A bowl of the house’s special Thukpa is placed before me. The broth is light and flavorful, the vegetables crunchy, but not raw, and pieces of poached chicken nicely cooked, if a little bland for my taste buds. I slurp down copious amounts of the Thukpa after adding some of the chillies soaked in vinegar, and teaspoons of the dry red chilli flakes from Bhutan which is kept on the table.
|Bhutanese Fried Rice|
A plate of Bhutanese Fried Rice is making rounds around the table. The rice is perfectly cooked, with bits of dried chicken tossed with it, and plenty of vegetables. It’s nice, but nothing to write home about, and I refuse a second helping, waiting for the main course to come in.
Jashamaroo is a Tibetan dish of chicken, which is dead simple, but in Chef Dorjee’s hands, the dish takes on a new dimension with the addition of glass noodles which soak up the rich stock of the chicken thoroughly, and creates a clingy layer of sauce which makes me return to this dish over and over again.
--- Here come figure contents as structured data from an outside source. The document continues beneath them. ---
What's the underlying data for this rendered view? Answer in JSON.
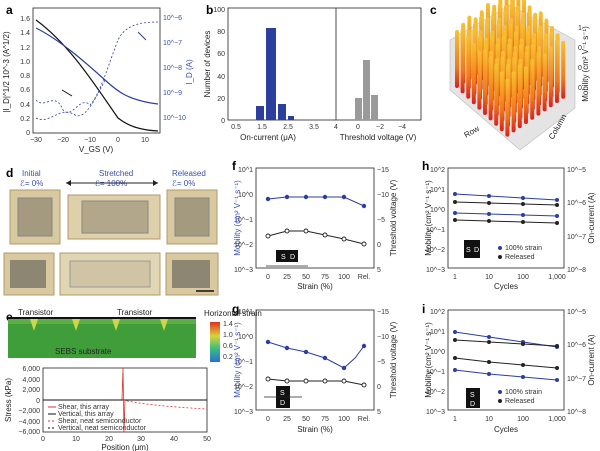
{
  "panels": {
    "a": "a",
    "b": "b",
    "c": "c",
    "d": "d",
    "e": "e",
    "f": "f",
    "g": "g",
    "h": "h",
    "i": "i"
  },
  "a": {
    "ylabel": "|I_D|^1/2 10^-3 (A^1/2)",
    "ylabel_right": "I_D (A)",
    "xlabel": "V_GS (V)",
    "yticks": [
      "1.6",
      "1.4",
      "1.2",
      "1.0",
      "0.8",
      "0.6",
      "0.4",
      "0.2",
      "0"
    ],
    "xticks": [
      "−30",
      "−20",
      "−10",
      "0",
      "10"
    ],
    "rticks": [
      "10^−6",
      "10^−7",
      "10^−8",
      "10^−9",
      "10^−10"
    ]
  },
  "b": {
    "ylabel": "Number of devices",
    "yticks": [
      "100",
      "80",
      "60",
      "40",
      "20",
      "0"
    ],
    "xticks_left": [
      "0.5",
      "1.5",
      "2.5",
      "3.5"
    ],
    "xticks_right": [
      "4",
      "0",
      "−2",
      "−4"
    ],
    "xlabel_left": "On-current (μA)",
    "xlabel_right": "Threshold voltage (V)"
  },
  "c": {
    "zlabel": "Mobility (cm² V⁻¹ s⁻¹)",
    "row_label": "Row",
    "col_label": "Column",
    "zticks": [
      "1",
      "0",
      "0",
      "0"
    ]
  },
  "d": {
    "initial": "Initial",
    "initial_strain": "ℰ= 0%",
    "stretched": "Stretched",
    "stretched_strain": "ℰ= 100%",
    "released": "Released",
    "released_strain": "ℰ= 0%"
  },
  "e": {
    "transistor1": "Transistor",
    "transistor2": "Transistor",
    "substrate": "SEBS substrate",
    "legend_title": "Horizontal strain",
    "legend_vals": [
      "1.4",
      "1.0",
      "0.6",
      "0.2"
    ],
    "ylabel": "Stress (kPa)",
    "xlabel": "Position (μm)",
    "yticks": [
      "6,000",
      "4,000",
      "2,000",
      "0",
      "−2,000",
      "−4,000",
      "−6,000"
    ],
    "xticks": [
      "0",
      "10",
      "20",
      "30",
      "40",
      "50"
    ],
    "legend": [
      "Shear, this array",
      "Vertical, this array",
      "Shear, neat semiconductor",
      "Vertical, neat semiconductor"
    ]
  },
  "f": {
    "ylabel": "Mobility (cm² V⁻¹ s⁻¹)",
    "ylabel_right": "Threshold voltage (V)",
    "xlabel": "Strain (%)",
    "yticks": [
      "10^1",
      "10^0",
      "10^−1",
      "10^−2",
      "10^−3"
    ],
    "rticks": [
      "−15",
      "−10",
      "−5",
      "0",
      "5"
    ],
    "xticks": [
      "0",
      "25",
      "50",
      "75",
      "100",
      "Rel."
    ],
    "sd_s": "S",
    "sd_d": "D"
  },
  "g": {
    "ylabel": "Mobility (cm² V⁻¹ s⁻¹)",
    "ylabel_right": "Threshold voltage (V)",
    "xlabel": "Strain (%)",
    "yticks": [
      "10^1",
      "10^0",
      "10^−1",
      "10^−2",
      "10^−3"
    ],
    "rticks": [
      "−15",
      "−10",
      "−5",
      "0",
      "5"
    ],
    "xticks": [
      "0",
      "25",
      "50",
      "75",
      "100",
      "Rel."
    ],
    "sd_s": "S",
    "sd_d": "D"
  },
  "h": {
    "ylabel": "Mobility (cm² V⁻¹ s⁻¹)",
    "ylabel_right": "On-current (A)",
    "xlabel": "Cycles",
    "yticks": [
      "10^2",
      "10^1",
      "10^0",
      "10^−1",
      "10^−2",
      "10^−3"
    ],
    "rticks": [
      "10^−5",
      "10^−6",
      "10^−7",
      "10^−8"
    ],
    "xticks": [
      "1",
      "10",
      "100",
      "1,000"
    ],
    "legend": [
      "100% strain",
      "Released"
    ],
    "sd_s": "S",
    "sd_d": "D"
  },
  "i": {
    "ylabel": "Mobility (cm² V⁻¹ s⁻¹)",
    "ylabel_right": "On-current (A)",
    "xlabel": "Cycles",
    "yticks": [
      "10^2",
      "10^1",
      "10^0",
      "10^−1",
      "10^−2",
      "10^−3"
    ],
    "rticks": [
      "10^−5",
      "10^−6",
      "10^−7",
      "10^−8"
    ],
    "xticks": [
      "1",
      "10",
      "100",
      "1,000"
    ],
    "legend": [
      "100% strain",
      "Released"
    ],
    "sd_s": "S",
    "sd_d": "D"
  },
  "colors": {
    "blue": "#2c3e9e",
    "black": "#222222",
    "grey": "#9a9a9a",
    "red": "#e03030"
  }
}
|Bhutanese Fried Rice (front) and Jashamaroo (back)|
I finish my portion of rice and noodles, but now I am starting to grow impatient – where is the main thing? I was raised on the belief that Bhutan’s national food is Ema Datshi, or chillies with cheese, and in anticipation of making it someday with only chillies, I have made a few recipes like Kewa Datshi and so on, but I would much rather someone cook for me, especially a dish which makes sure your fingers are not anywhere near your eye for the next 23 hours.
There are two versions of the Ema Datshi, one with the Tibetan chillies, and one with the local chillies. The local chilly version is strictly okay, but then, it completely pales against the real thing. I asked for third helpings for the one made with the spicy Bhutanese chillies, and enjoyed the heat thoroughly.
To cool our palates down, Chef Dorjee Gyeltshen produced a dense, not-too-sweet red rice pudding with a smear of mildly sweet cream on top. It brought down the heat quotient significantly, and provided a light relief.
The Bhutanese Food Festival is currently a dinner-only menu at Zen, The Park Hotel, with the menu we sampled from and more available as a-la-carte items. A meal for two will roughly cost INR 2000/- taxes extra.
Disclaimer: Poorna Banerjee was invited for a special preview of the Bhutanese Festival at Zen, The Park by the management of the Park Hotels.